El año viejo que se esfuma fue para mí tiempo de despedida. En un funesto amanecer de julio dije adiós a mi madre en La Antigua. Días antes, en un instante de lucidez, ella presionó con fuerza inusitada mi brazo anunciándome el final. Mi hermana procedió a vestir el cuerpo inerte mientras yo iba al cementerio, a presenciar la exhumación del nicho en el cual coincidimos con los restos de mis abuelos, una pareja unida hasta en sus cenizas. Tengo guardados sus retratos en la memoria. Con las dos bolsas plásticas palpitando, llegué al templo de San Lázaro, donde deposité en resguardo temporal los restos humanos, al pie de una imagen del Sagrado Corazón. Esa misma tarde, a la hora del sepelio, fueron llevados en una carreta de construcción y nuevamente sepultados junto a su hija menor, la consentida que durmió con ellos hasta la pubertad.

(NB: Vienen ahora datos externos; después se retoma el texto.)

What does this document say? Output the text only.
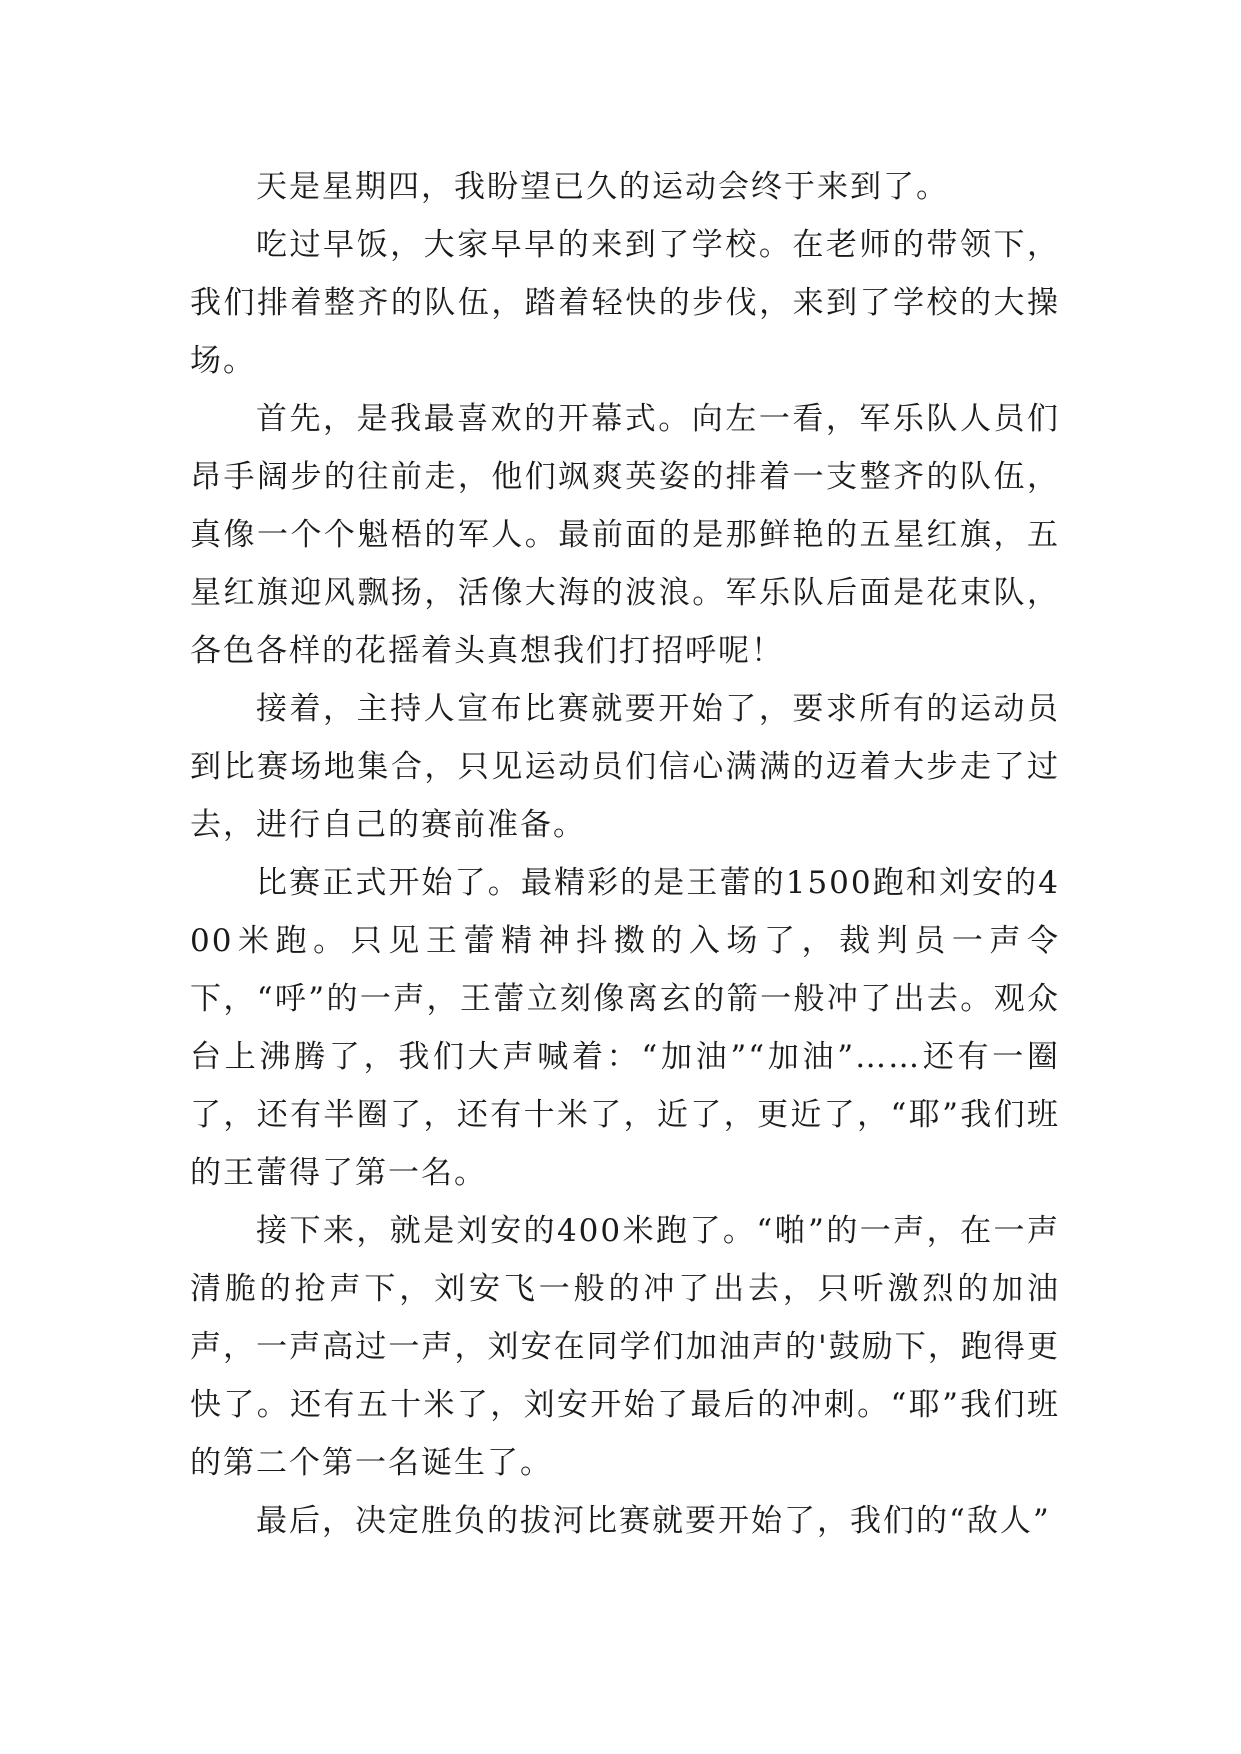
天是星期四，我盼望已久的运动会终于来到了。

吃过早饭，大家早早的来到了学校。在老师的带领下，我们排着整齐的队伍，踏着轻快的步伐，来到了学校的大操场。

首先，是我最喜欢的开幕式。向左一看，军乐队人员们昂手阔步的往前走，他们飒爽英姿的排着一支整齐的队伍，真像一个个魁梧的军人。最前面的是那鲜艳的五星红旗，五星红旗迎风飘扬，活像大海的波浪。军乐队后面是花束队，各色各样的花摇着头真想我们打招呼呢！

接着，主持人宣布比赛就要开始了，要求所有的运动员到比赛场地集合，只见运动员们信心满满的迈着大步走了过去，进行自己的赛前准备。

比赛正式开始了。最精彩的是王蕾的1500跑和刘安的400米跑。只见王蕾精神抖擞的入场了，裁判员一声令下，“呼”的一声，王蕾立刻像离玄的箭一般冲了出去。观众台上沸腾了，我们大声喊着：“加油”“加油”……还有一圈了，还有半圈了，还有十米了，近了，更近了，“耶”我们班的王蕾得了第一名。

接下来，就是刘安的400米跑了。“啪”的一声，在一声清脆的抢声下，刘安飞一般的冲了出去，只听激烈的加油声，一声高过一声，刘安在同学们加油声的'鼓励下，跑得更快了。还有五十米了，刘安开始了最后的冲刺。“耶”我们班的第二个第一名诞生了。

最后，决定胜负的拔河比赛就要开始了，我们的“敌人”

La tarde se desató en lluvia, y bajo el potente aguacero desfilamos hacia el mausoleo familiar, escoltados por cipreses. La campana pausada de un joven que iba adelante del féretro aún me retumba en la cabeza. Mi hermano sacerdote dirigió con templanza el rito religioso y en el instante más emotivo abrimos el féretro exponiendo el cuerpo diminuto a la lluvia. Se veía como una niña desprotegida, emprendiendo empapada el viaje final. A sus pies colocamos el cofre con las cenizas de mi hermano mayor, quien murió en país extraño, pero regresó a su lugar en la patria, y también las dos bolsas negras conteniendo mis señas de identidad, para quedar juntas en el mismo espacio. Arrastramos el féretro empujándolo, y yo sentí que se intensificaba la lluvia. No me atreví a pronunciar palabra en el momento porque no se puede, y he necesitado medio recorrido del planeta alrededor del Sol para atreverme a mencionar el hecho. Respaldado por mi esposa e hijas, emprendimos la retirada, y al salir a las calles empedradas de la ciudad el cielo se volvió a despejar y encender. Adiós.